Ben-Dor said the Saudis are worried about Iranian subversion across the region: in Yemen, where Riyadh has gotten bogged down in its war with Iranian- backed Houthi forces; in Syria, where growing Iranian influence threatens Saudi allies; and in Bahrain, where there are outbreaks of unrest among the Shi’ite majority.
“These are immediate threats. The nuclear project and long-range missiles are not immediate, but they are very paramount in the Saudis’ thinking about their future,” Ben-Dor said.
In Ben-Dor’s view, the Saudis do not want to see the US pull out of the nuclear deal entirely. “They don’t see an alternative.
If the agreement collapses now without an alternative agreement and without an international coalition subscribing to an agreed-upon policy, then Iran gets a free hand to continue and develop its own nuclear ambitions more forcefully and without international inspection.”
Rather than it collapsing, the Saudis want the agreement “to have more teeth, a tougher inspection regime and to expand it to include Iran’s missile program,” he said.

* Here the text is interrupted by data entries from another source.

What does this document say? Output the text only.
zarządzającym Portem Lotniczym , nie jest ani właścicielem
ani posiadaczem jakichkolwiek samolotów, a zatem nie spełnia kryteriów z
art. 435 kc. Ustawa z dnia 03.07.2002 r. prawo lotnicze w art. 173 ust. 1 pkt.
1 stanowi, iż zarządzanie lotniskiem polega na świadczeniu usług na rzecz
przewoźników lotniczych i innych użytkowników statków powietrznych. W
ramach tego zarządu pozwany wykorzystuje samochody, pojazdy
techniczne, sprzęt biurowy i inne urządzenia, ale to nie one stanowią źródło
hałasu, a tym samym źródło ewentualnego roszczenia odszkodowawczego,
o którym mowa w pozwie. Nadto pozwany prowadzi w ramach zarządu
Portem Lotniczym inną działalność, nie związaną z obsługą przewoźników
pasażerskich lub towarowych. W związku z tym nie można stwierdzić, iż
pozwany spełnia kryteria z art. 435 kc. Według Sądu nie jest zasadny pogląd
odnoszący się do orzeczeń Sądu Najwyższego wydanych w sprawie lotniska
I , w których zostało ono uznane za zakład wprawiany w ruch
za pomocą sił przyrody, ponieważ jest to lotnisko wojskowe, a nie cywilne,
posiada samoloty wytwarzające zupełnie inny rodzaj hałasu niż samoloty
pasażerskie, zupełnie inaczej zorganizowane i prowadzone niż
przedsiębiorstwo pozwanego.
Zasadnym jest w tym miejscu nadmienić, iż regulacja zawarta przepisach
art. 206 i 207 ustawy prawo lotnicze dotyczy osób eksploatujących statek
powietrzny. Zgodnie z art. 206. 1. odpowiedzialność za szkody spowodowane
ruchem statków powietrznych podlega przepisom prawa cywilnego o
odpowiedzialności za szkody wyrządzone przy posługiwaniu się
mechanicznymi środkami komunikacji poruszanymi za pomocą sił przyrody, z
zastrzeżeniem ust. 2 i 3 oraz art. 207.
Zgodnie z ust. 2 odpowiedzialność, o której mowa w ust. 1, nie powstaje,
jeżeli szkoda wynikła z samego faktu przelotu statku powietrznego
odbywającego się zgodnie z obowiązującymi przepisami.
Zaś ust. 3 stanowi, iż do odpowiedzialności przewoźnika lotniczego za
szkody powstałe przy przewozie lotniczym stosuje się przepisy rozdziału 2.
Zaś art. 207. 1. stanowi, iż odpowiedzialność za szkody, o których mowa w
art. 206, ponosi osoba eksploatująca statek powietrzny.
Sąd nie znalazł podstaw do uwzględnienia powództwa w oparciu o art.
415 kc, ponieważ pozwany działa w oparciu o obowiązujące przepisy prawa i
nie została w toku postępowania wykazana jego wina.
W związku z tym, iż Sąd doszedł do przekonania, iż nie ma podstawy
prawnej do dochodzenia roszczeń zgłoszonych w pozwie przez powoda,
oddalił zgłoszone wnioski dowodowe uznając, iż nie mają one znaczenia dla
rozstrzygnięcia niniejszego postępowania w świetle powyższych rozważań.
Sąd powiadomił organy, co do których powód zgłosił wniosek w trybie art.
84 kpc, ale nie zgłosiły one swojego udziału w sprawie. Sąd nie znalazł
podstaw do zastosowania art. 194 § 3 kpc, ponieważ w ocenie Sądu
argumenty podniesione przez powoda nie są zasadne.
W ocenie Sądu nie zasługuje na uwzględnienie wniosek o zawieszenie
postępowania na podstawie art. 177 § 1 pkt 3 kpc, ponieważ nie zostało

While the Saudis are pleased with Trump’s speech as an endorsement of their stress on Iran as the main source of trouble in the region, they must be wondering what comes next, noted Bruce Maddy-Weitzman, a specialist on Arab politics at Tel Aviv University’s Dayan Center for Middle Eastern and African Studies.
“On the gut level, they’ll say ‘Yes, this is a good thing, we’re happy he’s not Obama.’ But when they think it through they’ll say, ‘What does this mean? Where is it going to lead to?’ And if it leads to a more aggressive Iranian posture, that’s not something they’d like to see.

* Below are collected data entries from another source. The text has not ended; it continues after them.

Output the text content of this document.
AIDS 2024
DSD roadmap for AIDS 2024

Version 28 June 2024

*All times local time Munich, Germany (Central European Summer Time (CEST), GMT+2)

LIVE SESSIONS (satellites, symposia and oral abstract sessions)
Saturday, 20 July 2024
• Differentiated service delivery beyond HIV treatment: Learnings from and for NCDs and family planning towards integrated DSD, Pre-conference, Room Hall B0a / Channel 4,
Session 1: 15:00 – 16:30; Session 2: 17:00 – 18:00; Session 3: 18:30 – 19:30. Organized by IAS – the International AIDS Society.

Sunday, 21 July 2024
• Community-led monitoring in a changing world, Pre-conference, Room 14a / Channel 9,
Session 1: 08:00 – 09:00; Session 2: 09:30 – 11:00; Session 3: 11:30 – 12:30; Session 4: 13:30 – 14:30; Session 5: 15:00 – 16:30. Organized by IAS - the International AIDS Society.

“Trump is dumping this to Congress. Meanwhile, the international community is not supportive. It’s not like Trump can lead a coalition,” Maddy-Weitzman added.
“No one knows what American policy will be in the next stage. Given his relations with Congress, you can’t assume he can dictate to Congress a new round of sanctions. Trump’s unpredictability has to leave every leader asking questions, shaking their heads and trying to figure out what’s next.”